"Stupeur et tremblements" : c'est drôle et incisif

Publié le 10 septembre 2008 par Zoerose

  Après avoir lu "Hygiène de l'assassin" (et pris un grand plaisir à le faire, comme je vous l'ai expliqué ici), j'ai eu envie de connaître un peu mieux l'oeuvre d'Amélie Nothomb dont j'ignorais tout, si ce n'est le fait qu'elle était présente, depuis plusieurs années, à chaque rentrée littéraire et présente sur tous les plateaux télé sur lesquels il était question de bouquins, faisant chaque fois polémique. Ce côté auteur "à la mode", "DOP" (Dont On Parle), qui aime créer le buzz autour de son bouquin de l'année, qui a un look et un phrasé tellement à part qu'il ne peut qu'être étudié pour les caméras ... tout ça me rendait Amélie Nothomb relativement antipathique, et ne me donnait pas du tout envie de la lire.
Ainsi, "Hygiène de l'assasin" m'a cloué le bec ... une fois de plus je m'étais trompée : j'aime la plume d'Amélie Nothomb !

  "Stupeur et tremblements" a largement été à la hauteur, bien que le style et le genre soit complètement différent du premier. Ici l'auteur nous donne à lire un pan (7 mois) de sa vie :

Amélie, fille de diplomate Belge, est née au Japon dont elle maîtrise la langue et admire la culture et le raffinement. Elle est comblée lorsqu'elle est embauchée dans la tentaculaire et puissante société Yumimoto.
Quel est son poste ? Quel doit être son rôle dans cette société ? Elle n'en sait rien : elle devait y être traductrice, mais la Hiérarchie en a décidé autrement : d'aide-comptable à dame-pipi, la jeune belge va rapidement comprendre, ou en tout cas subir, l'inflexibilité de la Hiérarchie et surtout sa supérieure, la sublime Fubuki.


"Récapitulons. Petite, je voulais devenir Dieu. Très vite je compris que c'était trop demander et je mis un peu d'eau bénite dans mon vin de messe : je serais Jésus. J'eus rapidement conscience de mon excès d'ambition et acceptai de "faire" martyre quand je serais grande.
Adulte, je me résolus à être moins mégalomane et à travailler comme interprête dans une société japonaise. Hélas c'était trop bien pour moi et je dus descendre un échelon pour devenir comptable. Mais il n'y avait pas de frein à ma foudroyante chute sociale. Je fus donc mutée au poste de rien du tout. Malheureusement - j'aurai dû m'en douter -, rien du tout, c'était encore trop bien pour moi. Et ce fut alors que je reçu mon affectation ultime : nettoyeuse de chiottes."
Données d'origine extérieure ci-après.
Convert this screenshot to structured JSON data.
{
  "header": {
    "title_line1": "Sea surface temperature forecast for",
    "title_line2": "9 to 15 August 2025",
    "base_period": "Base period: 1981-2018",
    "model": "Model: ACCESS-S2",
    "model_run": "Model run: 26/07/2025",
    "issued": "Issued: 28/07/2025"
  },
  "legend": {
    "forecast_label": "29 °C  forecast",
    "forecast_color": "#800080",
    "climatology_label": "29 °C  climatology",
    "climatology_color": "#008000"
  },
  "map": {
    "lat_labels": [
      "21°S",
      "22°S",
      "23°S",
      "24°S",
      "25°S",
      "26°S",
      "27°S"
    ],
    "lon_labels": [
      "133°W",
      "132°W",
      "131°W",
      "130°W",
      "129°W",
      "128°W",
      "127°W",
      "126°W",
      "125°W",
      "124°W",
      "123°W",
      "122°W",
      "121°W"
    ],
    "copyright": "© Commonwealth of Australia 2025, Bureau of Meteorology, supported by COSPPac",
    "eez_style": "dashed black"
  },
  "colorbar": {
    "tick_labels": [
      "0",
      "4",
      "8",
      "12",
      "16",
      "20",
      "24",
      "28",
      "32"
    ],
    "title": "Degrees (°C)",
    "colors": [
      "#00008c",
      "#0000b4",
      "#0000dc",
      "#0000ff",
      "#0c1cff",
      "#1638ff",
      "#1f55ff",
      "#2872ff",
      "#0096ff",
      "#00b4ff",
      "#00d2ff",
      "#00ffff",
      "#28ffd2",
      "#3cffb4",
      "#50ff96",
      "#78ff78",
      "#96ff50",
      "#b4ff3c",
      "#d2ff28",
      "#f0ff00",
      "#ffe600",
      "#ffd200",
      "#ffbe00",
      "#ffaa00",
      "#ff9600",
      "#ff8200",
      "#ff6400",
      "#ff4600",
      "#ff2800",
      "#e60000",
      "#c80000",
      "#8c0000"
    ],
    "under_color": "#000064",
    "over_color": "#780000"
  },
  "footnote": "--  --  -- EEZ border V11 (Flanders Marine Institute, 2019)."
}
Ce huis clos, où le lieu unique est l'Entreprise et les rapports humains se limitent aux ordres donnés par la Hiérarchie, est drôle et incisif !

"Le Japon est le pays où le taux de suicide est le plus élevé, comme chacun sait. Pour ma part, ce qui m'étonne, c'est que le suicide n'y soit pas plus fréquent"


Le Japon me semblait très loin (géographiquement, mais également culturellement) ; Amélie Nothomb confirme ce sentiment, et me conforte dans l'idée que j'aurais été une très mauvaise japonaise ! :

"S'il faut admirer la Japonaise - et il le faut -, c'est parce qu'elle ne se suicide pas. On conspire contre son idéal depuis sa plus tendre enfance. On lui coule du plâtre à l'intérieur du cerveau : "si à vingt-cinq tu n'es pas mariée, tu auras des bonnes raisons d'avoir honte", "si tu ris, tu ne seras pas distinguée", "si ton visage exprime un sentiment, tu es vulgaire", "si tu mentionnes l'existence d'un poil sur ton corps, tu es immonde" "si un garçon t'embrasse sur la joue en public, tu es une putain", "si tu manges avec plaisir, tu es une truie", "si tu éprouves du plaisir à dormir, tu es une vache", etc."

  Il faut absolument que je vois le film qui a été tiré de ce livre !!! Sylvie Testud y joue le rôle d'Amélie Nothomb : elle doit y être parfaite !!!! J'adooore Sylvie Testud.